Plus modeste, l’Oupeinpo dit aux artistes (nettement moins nombreux que les
Fils du Ciel !) : « Que cent écoles d’art
fleurissent ! »
Ainsi, tel
l’astronome Le Verrier prouvant par la seule puissance de son raisonnement et
de ses calculs, l’existence de la planète Neptune, jusque-là inconnue,
l’Oupeinpo a découvert une centaine d’écoles d’art inédites.
Fait unique dans
l’histoire de l’art, l’Oupeinpo a nommé et décrit les caractéristiques de ces
cent écoles avant qu’elles ne fassent leur apparition !
Lorsqu’on songe
que les dénominations de certaines écoles du passé comme l’impressionnisme, le
fauvisme ou le cubisme sont nées des sarcasmes et des lazzis de leurs
détracteurs ou de la boutade d’un critique, on est frappé par la rigueur
scientifique de l’Oupeinpo qui a abouti, après plus de deux ans de recherches,
à la découverte d’idées artistiques totalement inconnues, et à leur
dénomination parfaite.
La méthode
utilisée pour révéler ce bouquet unique a été la confection d’un tableau de dix
cases sur dix.
Cinq parmi les
principaux éléments constitutifs d’une œuvre d’art plastique : le support,
le matériau, le graphisme, le volume, la couleur, et cinq opérations
mathématiques ou autres choisies parmi une infinité : la symétrie,
l’addition, la soustraction, la tangence, le mouvement, ont été placés à la
suite les uns des autres en abscisse et en ordonnée.

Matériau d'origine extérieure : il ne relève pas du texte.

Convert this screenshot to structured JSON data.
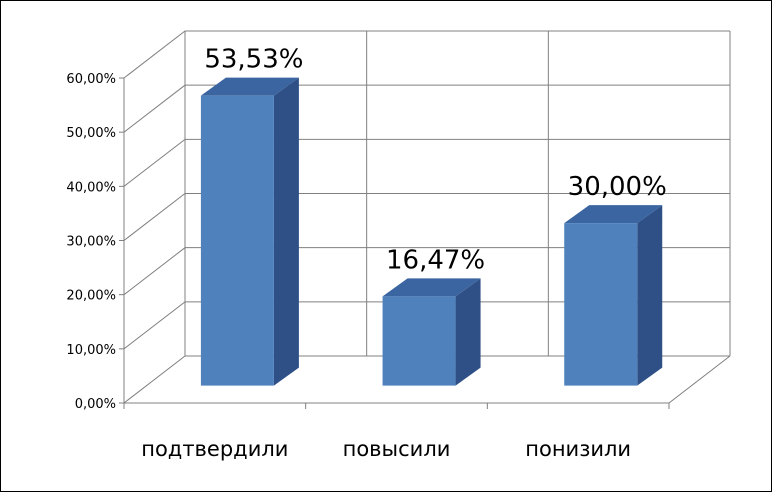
{
  "chart_data": {
    "type": "bar",
    "variant": "3d-column",
    "categories": [
      "подтвердили",
      "повысили",
      "понизили"
    ],
    "values": [
      53.53,
      16.47,
      30.0
    ],
    "data_labels": [
      "53,53%",
      "16,47%",
      "30,00%"
    ],
    "title": "",
    "xlabel": "",
    "ylabel": "",
    "ylim": [
      0,
      60
    ],
    "y_ticks": [
      0,
      10,
      20,
      30,
      40,
      50,
      60
    ],
    "y_tick_labels": [
      "0,00%",
      "10,00%",
      "20,00%",
      "30,00%",
      "40,00%",
      "50,00%",
      "60,00%"
    ],
    "grid": true,
    "legend": "none",
    "colors": {
      "bar_front": "#4f81bd",
      "bar_top": "#3b65a0",
      "bar_side": "#2f5086",
      "grid": "#808080"
    }
  }
}
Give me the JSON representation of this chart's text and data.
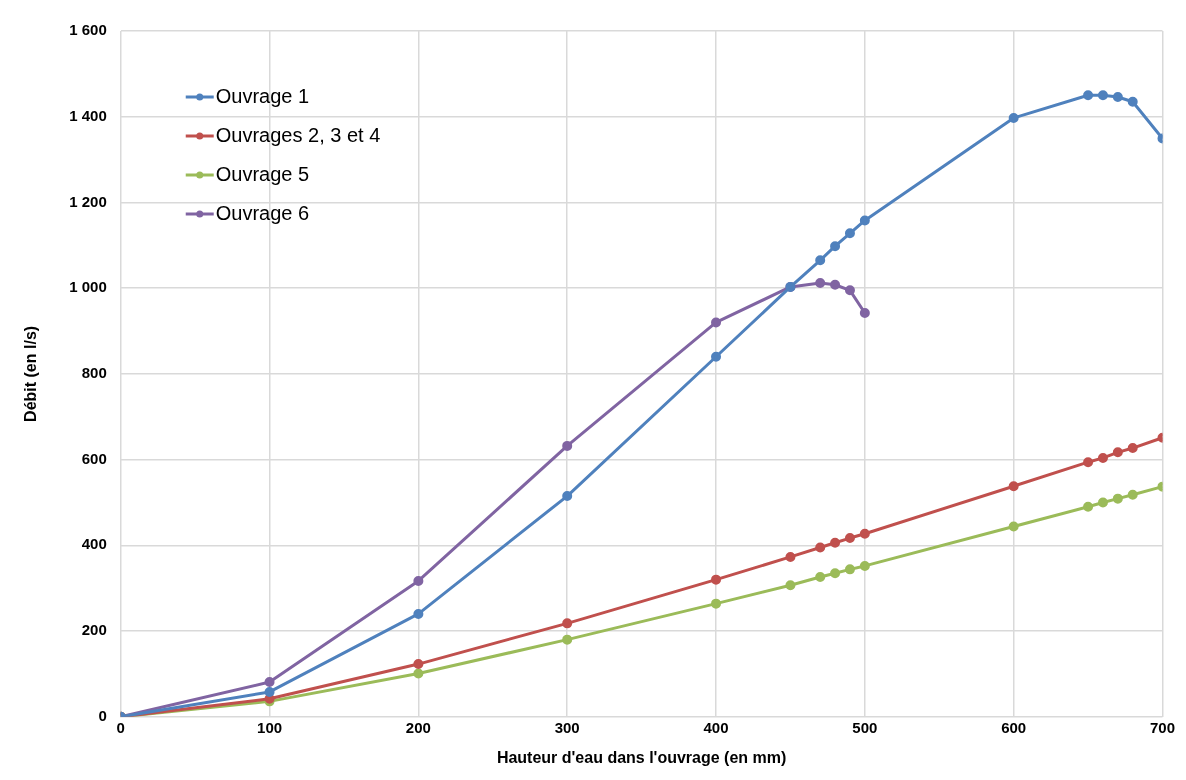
{
  "chart_data": {
    "type": "line",
    "xlabel": "Hauteur d'eau dans l'ouvrage (en mm)",
    "ylabel": "Débit (en l/s)",
    "xlim": [
      0,
      700
    ],
    "xticks": [
      0,
      100,
      200,
      300,
      400,
      500,
      600,
      700
    ],
    "ylim": [
      0,
      1600
    ],
    "yticks": [
      0,
      200,
      400,
      600,
      800,
      {
        "value": 1000,
        "label": "1 000"
      },
      {
        "value": 1200,
        "label": "1 200"
      },
      {
        "value": 1400,
        "label": "1 400"
      },
      {
        "value": 1600,
        "label": "1 600"
      }
    ],
    "x": [
      0,
      100,
      200,
      300,
      400,
      450,
      470,
      480,
      490,
      500,
      600,
      650,
      660,
      670,
      680,
      700
    ],
    "series": [
      {
        "name": "Ouvrage 1",
        "color": "#4f81bd",
        "values": [
          0,
          58,
          240,
          515,
          840,
          1003,
          1065,
          1098,
          1128,
          1158,
          1397,
          1450,
          1450,
          1446,
          1435,
          1349
        ]
      },
      {
        "name": "Ouvrages 2, 3 et 4",
        "color": "#c0504d",
        "values": [
          0,
          42,
          123,
          218,
          320,
          373,
          395,
          406,
          417,
          427,
          538,
          594,
          604,
          617,
          627,
          651
        ]
      },
      {
        "name": "Ouvrage 5",
        "color": "#9bbb59",
        "values": [
          0,
          36,
          101,
          180,
          264,
          307,
          326,
          335,
          344,
          352,
          444,
          490,
          500,
          509,
          518,
          537
        ]
      },
      {
        "name": "Ouvrage 6",
        "color": "#8064a2",
        "x": [
          0,
          100,
          200,
          300,
          400,
          450,
          470,
          480,
          490,
          500
        ],
        "values": [
          0,
          81,
          317,
          632,
          920,
          1003,
          1012,
          1008,
          995,
          942
        ]
      }
    ],
    "grid": true,
    "legend": "top left",
    "marker": "circle",
    "line_style": "solid"
  }
}
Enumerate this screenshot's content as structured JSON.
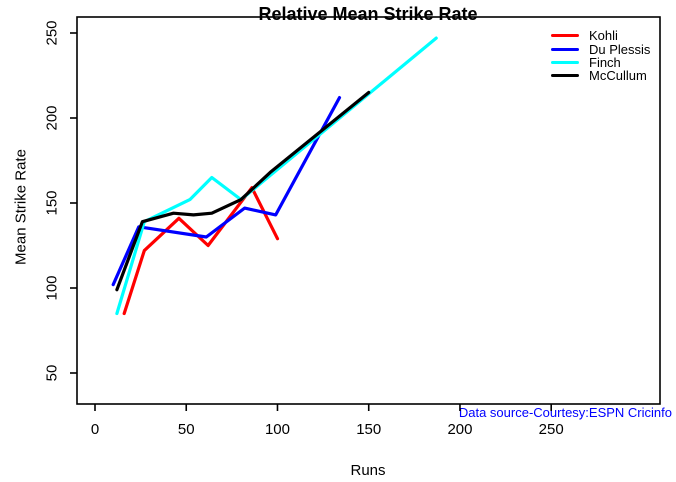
{
  "chart_data": {
    "type": "line",
    "title": "Relative Mean Strike Rate",
    "xlabel": "Runs",
    "ylabel": "Mean Strike Rate",
    "x_ticks": [
      0,
      50,
      100,
      150,
      200,
      250
    ],
    "y_ticks": [
      50,
      100,
      150,
      200,
      250
    ],
    "xlim": [
      -10,
      310
    ],
    "ylim": [
      32,
      259
    ],
    "grid": false,
    "legend_position": "top-right",
    "annotation": "Data source-Courtesy:ESPN Cricinfo",
    "annotation_color": "#0000FF",
    "axis_color": "#000000",
    "background_color": "#FFFFFF",
    "line_width": 3.2,
    "series": [
      {
        "name": "Kohli",
        "color": "#FF0000",
        "points": [
          [
            16,
            85
          ],
          [
            27,
            122
          ],
          [
            46,
            141
          ],
          [
            62,
            125
          ],
          [
            86,
            159
          ],
          [
            100,
            129
          ]
        ]
      },
      {
        "name": "Du Plessis",
        "color": "#0000FF",
        "points": [
          [
            10,
            102
          ],
          [
            24,
            136
          ],
          [
            61,
            130
          ],
          [
            82,
            147
          ],
          [
            99,
            143
          ],
          [
            134,
            212
          ]
        ]
      },
      {
        "name": "Finch",
        "color": "#00FFFF",
        "points": [
          [
            12,
            85
          ],
          [
            27,
            139
          ],
          [
            52,
            152
          ],
          [
            64,
            165
          ],
          [
            80,
            152
          ],
          [
            187,
            247
          ]
        ]
      },
      {
        "name": "McCullum",
        "color": "#000000",
        "points": [
          [
            12,
            99
          ],
          [
            26,
            139
          ],
          [
            43,
            144
          ],
          [
            54,
            143
          ],
          [
            64,
            144
          ],
          [
            80,
            152
          ],
          [
            96,
            168
          ],
          [
            150,
            215
          ]
        ]
      }
    ]
  }
}
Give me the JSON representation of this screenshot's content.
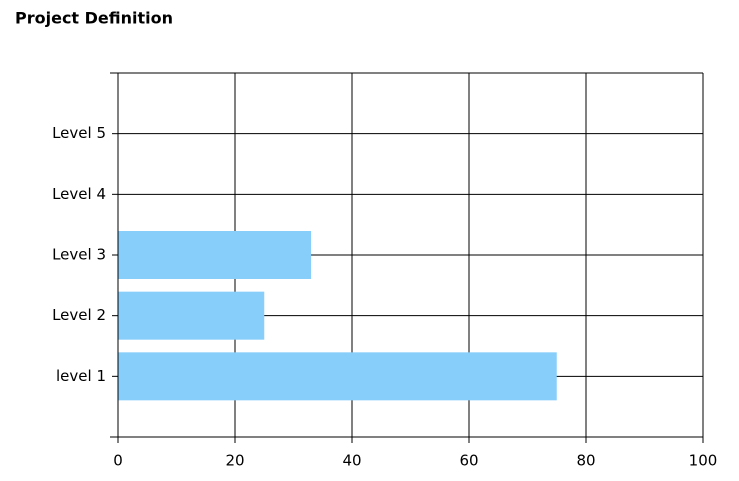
{
  "chart_data": {
    "type": "bar",
    "orientation": "horizontal",
    "title": "Project Definition",
    "categories": [
      "level 1",
      "Level 2",
      "Level 3",
      "Level 4",
      "Level 5"
    ],
    "values": [
      75,
      25,
      33,
      0,
      0
    ],
    "color": "#87cefa",
    "xlim": [
      0,
      100
    ],
    "xticks": [
      0,
      20,
      40,
      60,
      80,
      100
    ],
    "grid": true
  }
}
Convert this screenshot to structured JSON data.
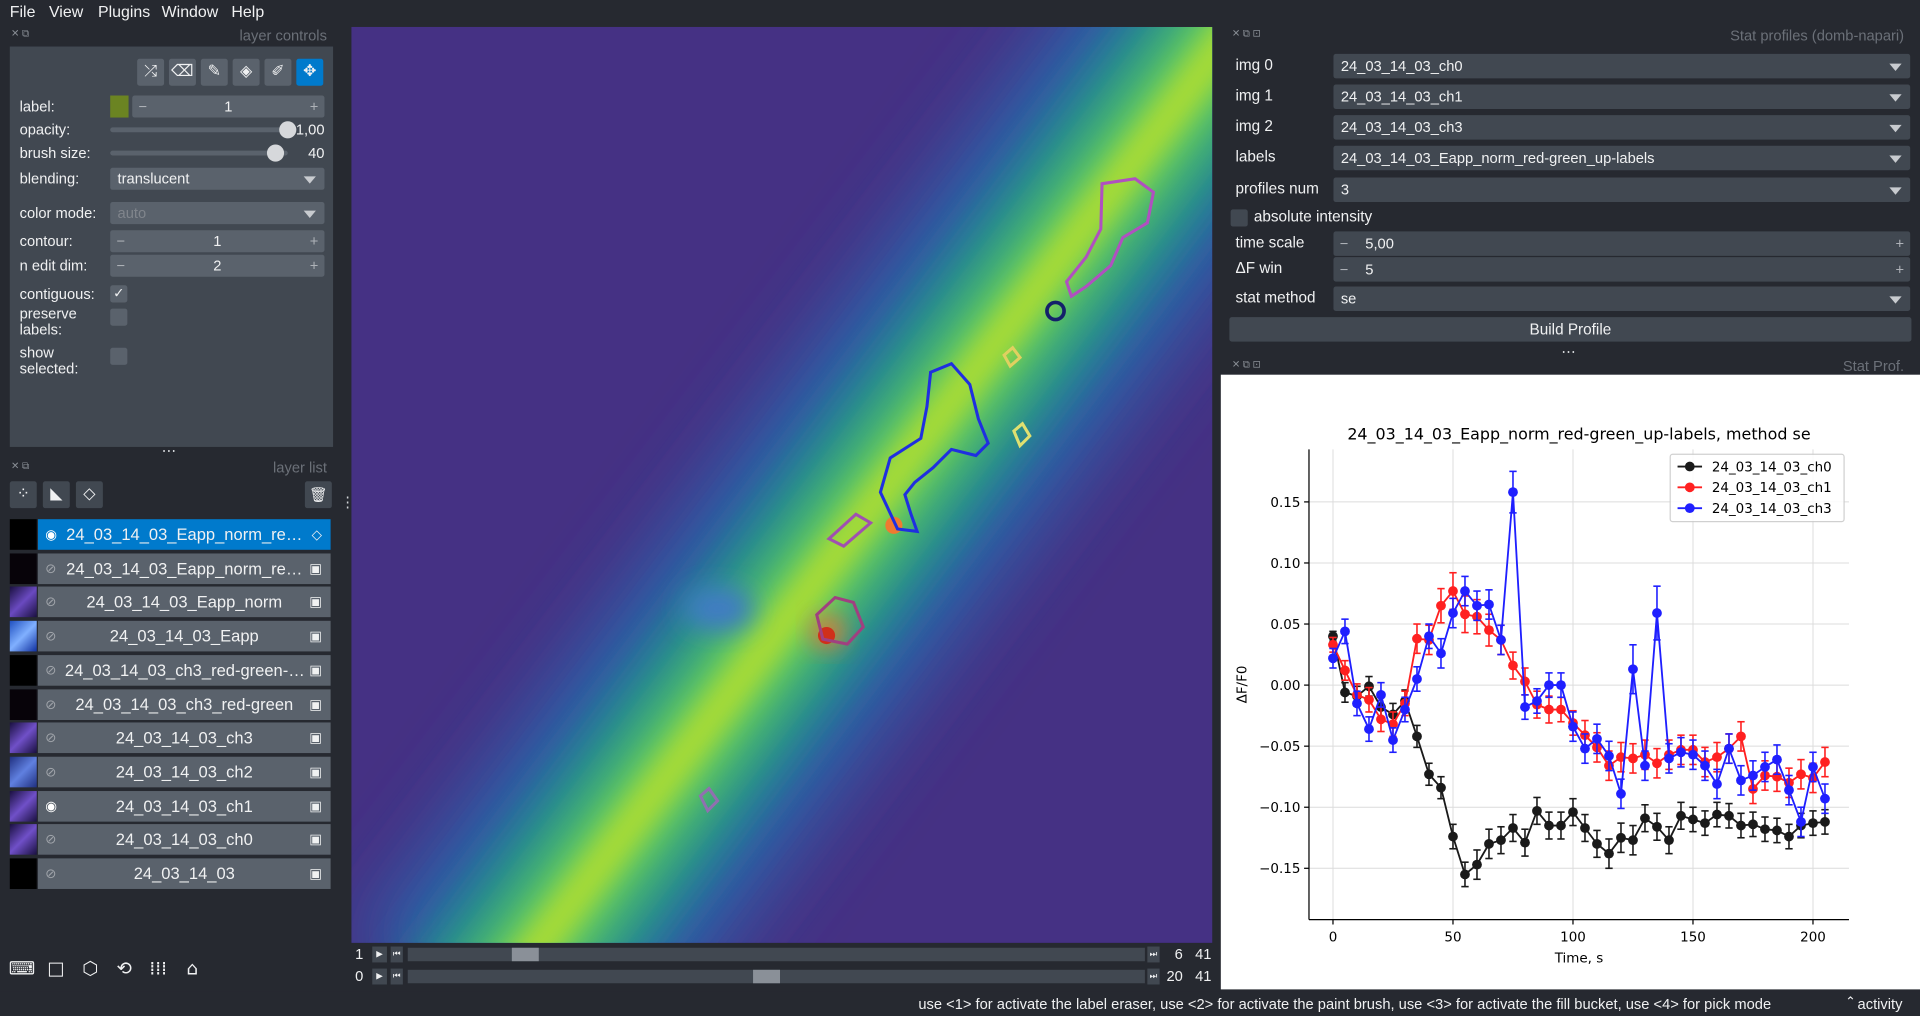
{
  "menu": [
    "File",
    "View",
    "Plugins",
    "Window",
    "Help"
  ],
  "layer_controls": {
    "title": "layer controls",
    "rows": [
      {
        "label": "label:",
        "value": "1",
        "control": "spin"
      },
      {
        "label": "opacity:",
        "value": "1,00",
        "control": "slider"
      },
      {
        "label": "brush size:",
        "value": "40",
        "control": "slider"
      },
      {
        "label": "blending:",
        "value": "translucent",
        "control": "combo"
      },
      {
        "label": "color mode:",
        "value": "auto",
        "control": "combo",
        "disabled": true
      },
      {
        "label": "contour:",
        "value": "1",
        "control": "spin"
      },
      {
        "label": "n edit dim:",
        "value": "2",
        "control": "spin"
      },
      {
        "label": "contiguous:",
        "control": "check",
        "checked": true
      },
      {
        "label": "preserve labels:",
        "control": "check",
        "checked": false
      },
      {
        "label": "show selected:",
        "control": "check",
        "checked": false
      }
    ]
  },
  "layer_list": {
    "title": "layer list",
    "layers": [
      {
        "name": "24_03_14_03_Eapp_norm_re…",
        "kind": "labels",
        "visible": true,
        "selected": true
      },
      {
        "name": "24_03_14_03_Eapp_norm_re…",
        "kind": "image",
        "visible": false,
        "selected": false
      },
      {
        "name": "24_03_14_03_Eapp_norm",
        "kind": "image",
        "visible": false,
        "selected": false
      },
      {
        "name": "24_03_14_03_Eapp",
        "kind": "image",
        "visible": false,
        "selected": false
      },
      {
        "name": "24_03_14_03_ch3_red-green-…",
        "kind": "image",
        "visible": false,
        "selected": false
      },
      {
        "name": "24_03_14_03_ch3_red-green",
        "kind": "image",
        "visible": false,
        "selected": false
      },
      {
        "name": "24_03_14_03_ch3",
        "kind": "image",
        "visible": false,
        "selected": false
      },
      {
        "name": "24_03_14_03_ch2",
        "kind": "image",
        "visible": false,
        "selected": false
      },
      {
        "name": "24_03_14_03_ch1",
        "kind": "image",
        "visible": true,
        "selected": false
      },
      {
        "name": "24_03_14_03_ch0",
        "kind": "image",
        "visible": false,
        "selected": false
      },
      {
        "name": "24_03_14_03",
        "kind": "image",
        "visible": false,
        "selected": false
      }
    ]
  },
  "dims": [
    {
      "axis": "1",
      "current": "6",
      "max": "41"
    },
    {
      "axis": "0",
      "current": "20",
      "max": "41"
    }
  ],
  "stat_widget": {
    "title": "Stat profiles (domb-napari)",
    "rows": [
      {
        "label": "img 0",
        "value": "24_03_14_03_ch0",
        "control": "combo"
      },
      {
        "label": "img 1",
        "value": "24_03_14_03_ch1",
        "control": "combo"
      },
      {
        "label": "img 2",
        "value": "24_03_14_03_ch3",
        "control": "combo"
      },
      {
        "label": "labels",
        "value": "24_03_14_03_Eapp_norm_red-green_up-labels",
        "control": "combo"
      },
      {
        "label": "profiles num",
        "value": "3",
        "control": "combo"
      },
      {
        "label": "absolute intensity",
        "control": "check",
        "checked": false
      },
      {
        "label": "time scale",
        "value": "5,00",
        "control": "spin"
      },
      {
        "label": "ΔF win",
        "value": "5",
        "control": "spin"
      },
      {
        "label": "stat method",
        "value": "se",
        "control": "combo"
      }
    ],
    "button": "Build Profile"
  },
  "plot_dock_title": "Stat Prof.",
  "status": {
    "message": "use <1> for activate the label eraser, use <2> for activate the paint brush, use <3> for activate the fill bucket, use <4> for pick mode",
    "activity": "activity"
  },
  "chart_data": {
    "type": "line",
    "title": "24_03_14_03_Eapp_norm_red-green_up-labels, method se",
    "xlabel": "Time, s",
    "ylabel": "ΔF/F0",
    "x": [
      0,
      5,
      10,
      15,
      20,
      25,
      30,
      35,
      40,
      45,
      50,
      55,
      60,
      65,
      70,
      75,
      80,
      85,
      90,
      95,
      100,
      105,
      110,
      115,
      120,
      125,
      130,
      135,
      140,
      145,
      150,
      155,
      160,
      165,
      170,
      175,
      180,
      185,
      190,
      195,
      200,
      205
    ],
    "series": [
      {
        "name": "24_03_14_03_ch0",
        "color": "#1a1a1a",
        "values": [
          0.04,
          -0.006,
          -0.009,
          -0.001,
          -0.018,
          -0.024,
          -0.013,
          -0.042,
          -0.073,
          -0.084,
          -0.124,
          -0.155,
          -0.147,
          -0.13,
          -0.127,
          -0.117,
          -0.129,
          -0.103,
          -0.115,
          -0.115,
          -0.104,
          -0.117,
          -0.13,
          -0.138,
          -0.125,
          -0.127,
          -0.109,
          -0.116,
          -0.127,
          -0.107,
          -0.11,
          -0.113,
          -0.106,
          -0.107,
          -0.115,
          -0.114,
          -0.118,
          -0.119,
          -0.124,
          -0.115,
          -0.113,
          -0.112
        ],
        "errors": [
          0.004,
          0.008,
          0.008,
          0.008,
          0.009,
          0.009,
          0.009,
          0.009,
          0.009,
          0.009,
          0.01,
          0.01,
          0.012,
          0.012,
          0.011,
          0.011,
          0.011,
          0.011,
          0.011,
          0.011,
          0.011,
          0.011,
          0.011,
          0.012,
          0.012,
          0.012,
          0.011,
          0.011,
          0.011,
          0.011,
          0.01,
          0.01,
          0.01,
          0.01,
          0.01,
          0.01,
          0.01,
          0.01,
          0.01,
          0.01,
          0.01,
          0.01
        ]
      },
      {
        "name": "24_03_14_03_ch1",
        "color": "#ff2020",
        "values": [
          0.033,
          0.012,
          -0.008,
          -0.012,
          -0.028,
          -0.032,
          -0.015,
          0.038,
          0.037,
          0.065,
          0.077,
          0.058,
          0.056,
          0.045,
          0.037,
          0.016,
          0.003,
          -0.016,
          -0.02,
          -0.02,
          -0.031,
          -0.041,
          -0.051,
          -0.066,
          -0.059,
          -0.06,
          -0.057,
          -0.064,
          -0.057,
          -0.053,
          -0.053,
          -0.063,
          -0.059,
          -0.052,
          -0.042,
          -0.085,
          -0.074,
          -0.075,
          -0.08,
          -0.073,
          -0.076,
          -0.063
        ],
        "errors": [
          0.006,
          0.008,
          0.009,
          0.01,
          0.01,
          0.01,
          0.01,
          0.012,
          0.012,
          0.014,
          0.015,
          0.015,
          0.014,
          0.013,
          0.012,
          0.011,
          0.011,
          0.011,
          0.011,
          0.01,
          0.01,
          0.012,
          0.012,
          0.012,
          0.012,
          0.012,
          0.012,
          0.012,
          0.012,
          0.012,
          0.012,
          0.012,
          0.012,
          0.012,
          0.012,
          0.012,
          0.012,
          0.012,
          0.012,
          0.012,
          0.012,
          0.012
        ]
      },
      {
        "name": "24_03_14_03_ch3",
        "color": "#1f1fff",
        "values": [
          0.022,
          0.044,
          -0.015,
          -0.036,
          -0.008,
          -0.045,
          -0.02,
          0.005,
          0.04,
          0.026,
          0.059,
          0.077,
          0.065,
          0.066,
          0.037,
          0.158,
          -0.018,
          -0.013,
          0.0,
          0.0,
          -0.034,
          -0.052,
          -0.044,
          -0.058,
          -0.089,
          0.013,
          -0.066,
          0.059,
          -0.06,
          -0.055,
          -0.057,
          -0.066,
          -0.081,
          -0.052,
          -0.078,
          -0.074,
          -0.067,
          -0.061,
          -0.086,
          -0.112,
          -0.067,
          -0.093
        ],
        "errors": [
          0.008,
          0.01,
          0.01,
          0.01,
          0.01,
          0.01,
          0.01,
          0.01,
          0.01,
          0.012,
          0.012,
          0.012,
          0.012,
          0.012,
          0.012,
          0.017,
          0.01,
          0.01,
          0.01,
          0.01,
          0.012,
          0.012,
          0.012,
          0.012,
          0.012,
          0.02,
          0.012,
          0.022,
          0.012,
          0.012,
          0.012,
          0.012,
          0.012,
          0.012,
          0.012,
          0.012,
          0.012,
          0.012,
          0.012,
          0.012,
          0.012,
          0.012
        ]
      }
    ],
    "xlim": [
      -10,
      215
    ],
    "ylim": [
      -0.192,
      0.193
    ],
    "xticks": [
      0,
      50,
      100,
      150,
      200
    ],
    "yticks": [
      {
        "value": -0.15,
        "label": "−0.15"
      },
      {
        "value": -0.1,
        "label": "−0.10"
      },
      {
        "value": -0.05,
        "label": "−0.05"
      },
      {
        "value": 0,
        "label": "0.00"
      },
      {
        "value": 0.05,
        "label": "0.05"
      },
      {
        "value": 0.1,
        "label": "0.10"
      },
      {
        "value": 0.15,
        "label": "0.15"
      }
    ],
    "grid": true,
    "legend": "upper right"
  }
}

Il suffisait alors de lire
la case correspondant au croisement des lignes et des colonnes pour trouver une
école nouvelle rigoureusement nommée, comme par exemple le
chromo-additionnisme, le tango-cinétisme ou le symétro-graphisme (qu’il ne faut
surtout pas confondre avec le grapho-symétrisme !)
La tendance ou
la profession de foi de chaque école est alors limpide : les
chromo-additionnistes additionnent des couleurs, les tango-cinétistes ne rêvent
que de faire mouvoir les tangences, les symétrographistes savent qu’il n’y a
d’art que dans l’acte de dessiner des symétries (tandis que les
grapho-symétristes tiennent pour l’acte de symétriser des graphismes…).
Ces différentes
écoles se sont révélées, comme celles de l’histoire de l’art traditionnelle,
d’un intérêt très variable, tantôt très riches, tantôt franchement banales ou
médiocres, tantôt impossibles ou relevant du pur imaginaire, mais toujours
chargées d’une grande potentialité.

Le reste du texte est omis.